An unwritten rule of movies is viewers allow one massive implausibility, but not a mountain of small implausibilities. This is why “Con Air” (1997) is superficially in the same class as what Michael Bay was putting out at the time (“Bad Boys,” “The Rock,” “Armageddon”) but less satisfying.
The big unlikelihood of this film from director Simon West and writer Scott Rosenberg (“Disturbing Behavior,” “High Fidelity”) is simultaneously its flash of brilliance: The worst of the worst among federal prisoners hijack their transport plane and action ensues.
And then West (“Lara Croft: Tomb Raider”), perhaps following a directive from producer Jerry Bruckheimer, shoots in the Bay style with epic pans and fast-moving dollies and close-ups. One of the two composers is Trevor Rabin (“Armageddon”). This is all to the good.

“Con Air” (1997)
Director: Simon West
Writer: Scott Rosenberg
Stars: Nicolas Cage, John Cusack, John Malkovich
Money is on the screen in every set piece, including a grand finale in Las Vegas where Rosenberg and West insist that we immediately forget a concern voiced by multiple characters moments earlier: Many civilians will die in the plane’s crash landing along the Vegas strip. Instead, we get Trisha Yearwood’s “How Do I Live,” the pretty Monica Potter backlit by neon, and a poignant scene of a daughter (who looks like Potter) gradually accepting that the scary-looking Cameron Poe (Nicolas Cage) is her loving daddy. Canonically, no bystander is killed (somehow).
Why isn’t “Con Air” top shelf among its bombastic ilk? Because instead of nudging us along with bare-plausibilities, it insists we accept an endless stream of turnabouts, impossibilities and conveniences. It starts on the edge of reality but leaves it behind too fast. It tries to be sneaky but doesn’t succeed. For instance, Rosenberg waves the stupidity of one DEA agent bringing a handgun aboard Con Air in our face, trying to sneak in the bigger stupidity of there being a huge cache of weapons in the hold (as this will be necessary for a later sequence). I noticed the magician’s sleight of hand, and if I notice it, it’s a weak trick.
Imprisoned by one-dimensional roles
In terms of character behavior, Colm Meany has the most thankless role as Agent Malloy. He’s the enemy of hero Agent Larkin (John Cusack), stupid within the movie’s context. But he’s also stupid within any context. He follows the wrong plane 300 miles out of the way (the bad guys have switched the transponder box) even after Larkin tells him a body has fallen out of the sky with a message on it, clearly indicating it came from Con Air!

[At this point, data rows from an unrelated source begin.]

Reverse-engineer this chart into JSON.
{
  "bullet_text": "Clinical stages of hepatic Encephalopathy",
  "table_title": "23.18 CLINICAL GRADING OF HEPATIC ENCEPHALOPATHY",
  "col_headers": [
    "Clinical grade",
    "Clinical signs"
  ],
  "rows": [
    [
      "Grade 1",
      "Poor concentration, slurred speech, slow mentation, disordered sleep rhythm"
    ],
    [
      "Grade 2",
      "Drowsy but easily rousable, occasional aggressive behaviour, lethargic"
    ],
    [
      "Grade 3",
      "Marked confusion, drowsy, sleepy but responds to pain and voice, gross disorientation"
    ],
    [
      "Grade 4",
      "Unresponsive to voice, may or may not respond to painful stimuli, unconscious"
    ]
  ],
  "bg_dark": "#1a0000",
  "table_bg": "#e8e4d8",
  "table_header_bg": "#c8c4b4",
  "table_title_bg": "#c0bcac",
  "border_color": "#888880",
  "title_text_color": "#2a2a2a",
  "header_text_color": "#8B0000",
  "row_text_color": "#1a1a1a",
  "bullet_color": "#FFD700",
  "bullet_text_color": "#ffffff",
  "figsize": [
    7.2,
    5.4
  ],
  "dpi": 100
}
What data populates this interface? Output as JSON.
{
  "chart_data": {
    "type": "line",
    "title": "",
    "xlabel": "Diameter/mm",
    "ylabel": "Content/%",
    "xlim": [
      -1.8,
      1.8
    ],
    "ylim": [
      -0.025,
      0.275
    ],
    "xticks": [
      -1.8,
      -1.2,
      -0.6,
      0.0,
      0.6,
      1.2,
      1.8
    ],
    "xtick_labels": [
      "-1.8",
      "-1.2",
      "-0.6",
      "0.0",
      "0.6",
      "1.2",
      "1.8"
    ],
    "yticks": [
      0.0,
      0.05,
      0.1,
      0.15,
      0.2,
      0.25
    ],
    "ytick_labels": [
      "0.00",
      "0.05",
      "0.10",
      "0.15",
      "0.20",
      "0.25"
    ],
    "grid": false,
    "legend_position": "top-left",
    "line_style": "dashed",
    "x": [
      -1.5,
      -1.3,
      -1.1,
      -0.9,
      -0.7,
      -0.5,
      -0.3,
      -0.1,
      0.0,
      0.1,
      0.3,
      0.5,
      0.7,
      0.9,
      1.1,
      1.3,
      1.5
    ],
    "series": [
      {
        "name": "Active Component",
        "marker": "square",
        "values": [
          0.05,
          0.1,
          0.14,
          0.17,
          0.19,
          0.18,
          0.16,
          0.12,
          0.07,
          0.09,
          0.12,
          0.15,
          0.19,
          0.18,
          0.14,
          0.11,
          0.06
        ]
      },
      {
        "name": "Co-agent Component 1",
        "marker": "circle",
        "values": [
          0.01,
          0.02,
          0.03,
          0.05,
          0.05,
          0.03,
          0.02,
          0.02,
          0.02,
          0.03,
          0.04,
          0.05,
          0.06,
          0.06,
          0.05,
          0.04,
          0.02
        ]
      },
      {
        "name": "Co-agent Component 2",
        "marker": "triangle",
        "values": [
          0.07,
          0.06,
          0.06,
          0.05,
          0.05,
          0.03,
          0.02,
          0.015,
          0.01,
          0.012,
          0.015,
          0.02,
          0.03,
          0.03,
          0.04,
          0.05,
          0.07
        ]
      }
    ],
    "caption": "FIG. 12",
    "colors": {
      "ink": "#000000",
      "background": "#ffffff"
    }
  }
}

Malloy doesn’t make wrong decisions by misreading evidence, he makes wrong decisions because he can’t bring himself to agree with Larkin. If it’s building toward the revelation that Malloy is actually in league with Cyrus, fine; that could be an incredible twist. But it’s for the sake of (false) drama.
OK, but “Con Air” is a delicious parade of “I know that guy” actors as the prisoners, right? Well, it’s supposed to be, and John Malkovich gives a professional turn as Cyrus the Virus, a remarkably articulate genius among the criminal class. When he’s backstabbed by his allies at the middle-of-nowhere airstrip, it’s for no reason other than the script says so. (If they were planning on betraying him, why hang around to possibly be killed?) And because the good guys – Larkin and soon-to-be-paroled Poe – rely on script armor to survive, Cyrus is ironically weakened by not having a strong opponent.
The sub-villains rub me the wrong way (above and beyond the fact that they’re supposed to). Danny Trejo plays Johnny-23, so named because of his 23 rape convictions, but he notes Johnny-300 would be a more accurate name. Steve Buscemi’s Garland Greene, initially constrained like Hannibal Lecter, says serial killing is a logical response in an insane world. (Poe counters that serial killing remains insane in an insane world. Discuss.) There’s potential for pitch-black humor with these people, but “Con Air” doesn’t have time to focus on that; action must intercede.
West and Rosenberg broadly know what they’re making – as indicated when Poe responds to a car soaring behind the plane on a rope with: “On any other day, that might seem strange.” “Con Air” is deliberately strange, but the screenplay is lazily strange in too many places for me to say it’s anything more than an experiment that fails to achieve its sky-high aims.